George Chernilevsky via Wikimedia

An SA-5 surface-to-air missile on a fixed launcher on display at a museum in Ukraine.

The inescapable truth of the Il-20 incident is that the routinely indiscriminate actions of Syria’s air defenders put Russian aircraft at nearly as much any Israeli attackers. The entire episode has been immensely embarrassing for the Kremlin, which has long brushed off reports of taking casualties in Syria and otherwise managed to defuse tensions with other neighboring countries in the region over past shoot downs

A similar situation occurred after Turkish F-16s shot down a Russian Su-24 Fencer combat jet in 2015 that led to a period of significantly escalated tensions between the two countries, but in the end, gave way to improved relations based on intersecting policy objectives.
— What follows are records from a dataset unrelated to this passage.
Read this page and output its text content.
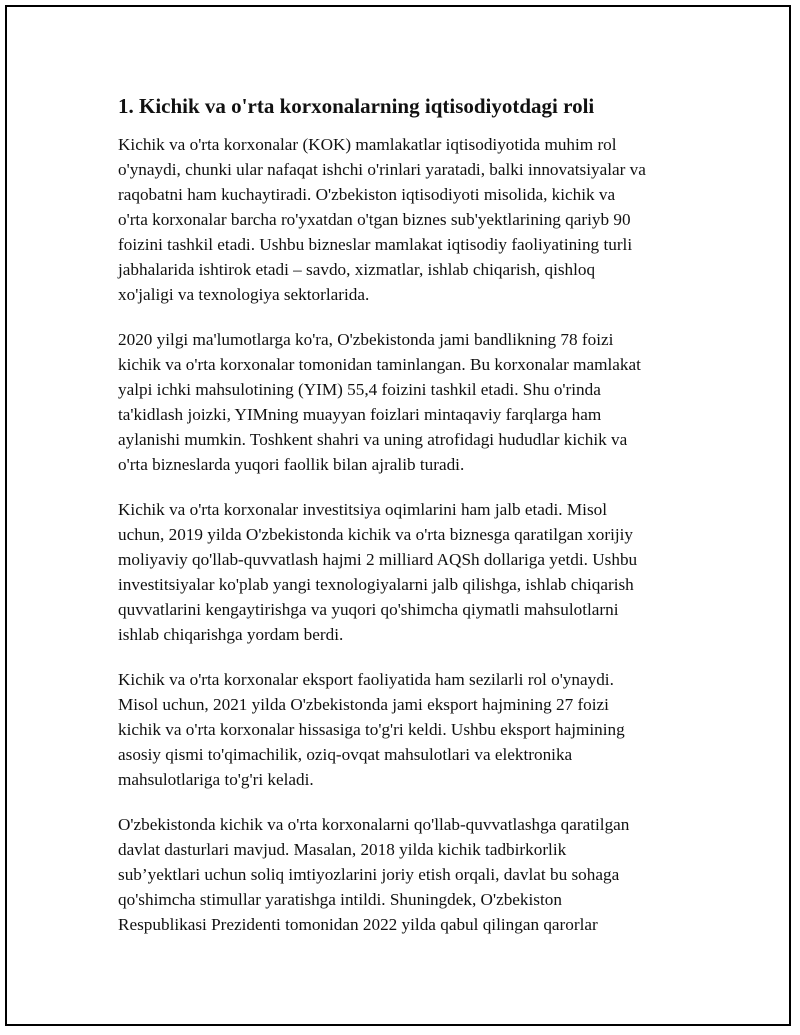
1. Kichik va o'rta korxonalarning iqtisodiyotdagi roli

Kichik va o'rta korxonalar (KOK) mamlakatlar iqtisodiyotida muhim rol
o'ynaydi, chunki ular nafaqat ishchi o'rinlari yaratadi, balki innovatsiyalar va
raqobatni ham kuchaytiradi. O'zbekiston iqtisodiyoti misolida, kichik va
o'rta korxonalar barcha ro'yxatdan o'tgan biznes sub'yektlarining qariyb 90
foizini tashkil etadi. Ushbu bizneslar mamlakat iqtisodiy faoliyatining turli
jabhalarida ishtirok etadi – savdo, xizmatlar, ishlab chiqarish, qishloq
xo'jaligi va texnologiya sektorlarida.

2020 yilgi ma'lumotlarga ko'ra, O'zbekistonda jami bandlikning 78 foizi
kichik va o'rta korxonalar tomonidan taminlangan. Bu korxonalar mamlakat
yalpi ichki mahsulotining (YIM) 55,4 foizini tashkil etadi. Shu o'rinda
ta'kidlash joizki, YIMning muayyan foizlari mintaqaviy farqlarga ham
aylanishi mumkin. Toshkent shahri va uning atrofidagi hududlar kichik va
o'rta bizneslarda yuqori faollik bilan ajralib turadi.

Kichik va o'rta korxonalar investitsiya oqimlarini ham jalb etadi. Misol
uchun, 2019 yilda O'zbekistonda kichik va o'rta biznesga qaratilgan xorijiy
moliyaviy qo'llab-quvvatlash hajmi 2 milliard AQSh dollariga yetdi. Ushbu
investitsiyalar ko'plab yangi texnologiyalarni jalb qilishga, ishlab chiqarish
quvvatlarini kengaytirishga va yuqori qo'shimcha qiymatli mahsulotlarni
ishlab chiqarishga yordam berdi.

Kichik va o'rta korxonalar eksport faoliyatida ham sezilarli rol o'ynaydi.
Misol uchun, 2021 yilda O'zbekistonda jami eksport hajmining 27 foizi
kichik va o'rta korxonalar hissasiga to'g'ri keldi. Ushbu eksport hajmining
asosiy qismi to'qimachilik, oziq-ovqat mahsulotlari va elektronika
mahsulotlariga to'g'ri keladi.

O'zbekistonda kichik va o'rta korxonalarni qo'llab-quvvatlashga qaratilgan
davlat dasturlari mavjud. Masalan, 2018 yilda kichik tadbirkorlik
sub’yektlari uchun soliq imtiyozlarini joriy etish orqali, davlat bu sohaga
qo'shimcha stimullar yaratishga intildi. Shuningdek, O'zbekiston
Respublikasi Prezidenti tomonidan 2022 yilda qabul qilingan qarorlar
Israel and Russia have found themselves in some level of alignment over their mutual desire to reduce Iran's influence in Syria.

As we noted, Putin had tried to dismiss this incident, as well, but it appears that public outrage at home has forced his government to take some sort of visible action. What the Russian moves are unlikely to do is change the status quo in any meaningful way and there will almost certainly be a flurry of diplomatic maneuvers behind the scenes to fully resolve the issue. 

With all this in mind, it is entirely possible that Russia will effectively loan Syria one or more S-300s, make an elaborate display of setting them up in select locations, only to take them back when the “threat has passed” in order to “promote regional stability.” This scenario would allow both Russia and Israel to meet their respective policy agendas and leave the entire situation effectively unchanged. Alternatively, Russia could simply choose not to replace if they are destroyed by Israeli forces.

It's also worth noting that handing over S-300 batteries to Syria puts Russia at risk of having the perception of its air defense products damaged if Israel continues to successfully strike at will in the country or even if it simply destroys them. So far, Syria's dated Russian-made air defenses have performed poorly during the conflict, while Russia's higher-end S-400 and advanced S-300 batteries located South of Latakia and in Tartus have not actively engaged any targets. With Syrians trying to defend their own airspace, weaknesses in the S-300 system may become glaringly clear. 

Any Russian-Israeli machinations will also come as Assad continues to try and defend his airspace in one of the most complex air combat environment in decades, with multiple nations and non-nation state actors all with different agendas requiring different rules of engagement in different portions of the country. At present, the Syrian regime is trying to guard its skies in accordance with its own interests, but with strong influence from both Russia and Iran, all the while using Cold War-era technology that was never intended for such a complex combat environment.

All told, improving Assad's air defense capabilities could definitely reduce the likelihood of future accidental shoot downs, but it will also increase the geopolitical volatility surrounding Israel's slow-moving conflict with Assad's forces that will no doubt continue to try to challenge Israeli air strikes. That is if Russia really turns over these systems to Syria in relevant quantities at all, and is willing to replace them repeatedly as Israeli warplanes knock them out.